范弘拿眼睛瞟了瞟两个宫人,等到朱宁挥手屏退了她们,他这才低声说:“郡主,昨日送了张大人出去的时候,因说起了宫中膳单的事,小的一时留心,便去了一趟尚膳监。张大人说,多食荤腥易心血不通,而看了膳单,小的便发现这几个月来,不论是太后还是皇上,时令小菜都撤了,而往日宫中蔬菜就少,再加上入冬,荤腥就更多了。

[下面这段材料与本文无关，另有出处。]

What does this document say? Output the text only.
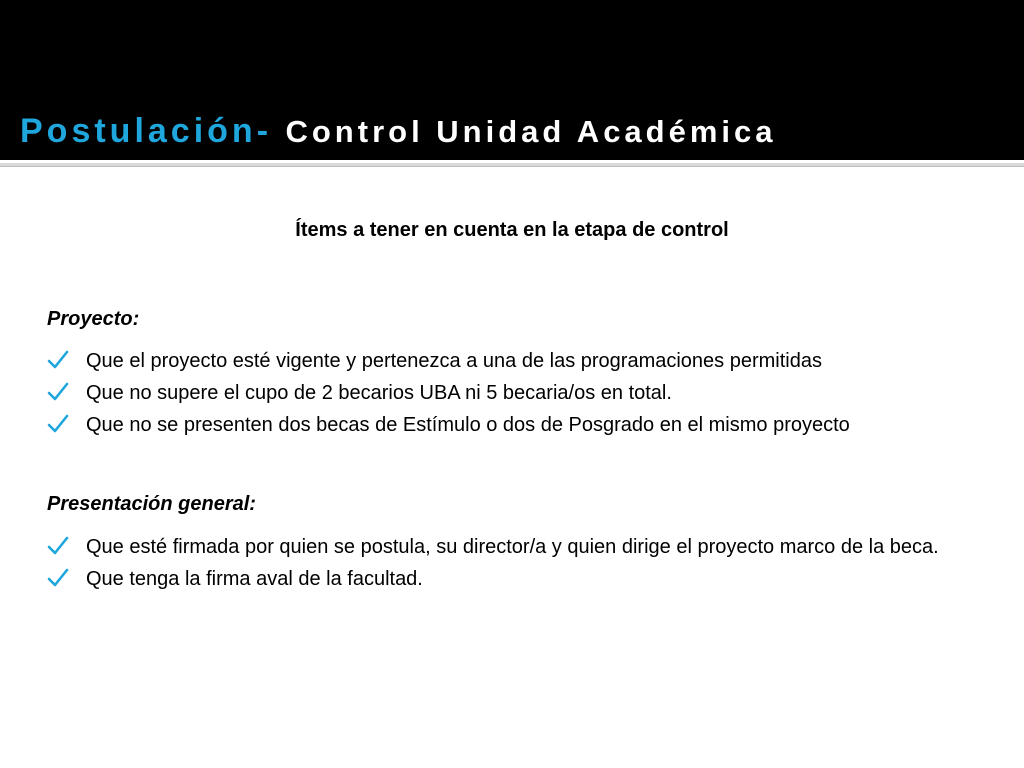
Postulación- Control Unidad Académica
Ítems a tener en cuenta en la etapa de control
Proyecto:
Que el proyecto esté vigente y pertenezca a una de las programaciones permitidas
Que no supere el cupo de 2 becarios UBA ni 5 becaria/os en total.
Que no se presenten dos becas de Estímulo o dos de Posgrado en el mismo proyecto
Presentación general:
Que esté firmada por quien se postula, su director/a y quien dirige el proyecto marco de la beca.
Que tenga la firma aval de la facultad.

小的昨天晚上先去问了御医,御医倒是赞同张大人的提法,所以小的又派人去了一趟彭城侯府,借着慰问太夫人的机会打探了一下。彭城侯太夫人说,已故彭城侯也是因突发心疾故世的。”
“你的意思是,太后的病兴许不是偶然?”
朱宁一时眉头紧皱,思量片刻便说道:“仁寿宫有小厨房,我以前就觉得这些膳食太过油腻了些,因太后喜好,也只是偶尔进些药膳。你说时令小菜撤了,这又是何意?”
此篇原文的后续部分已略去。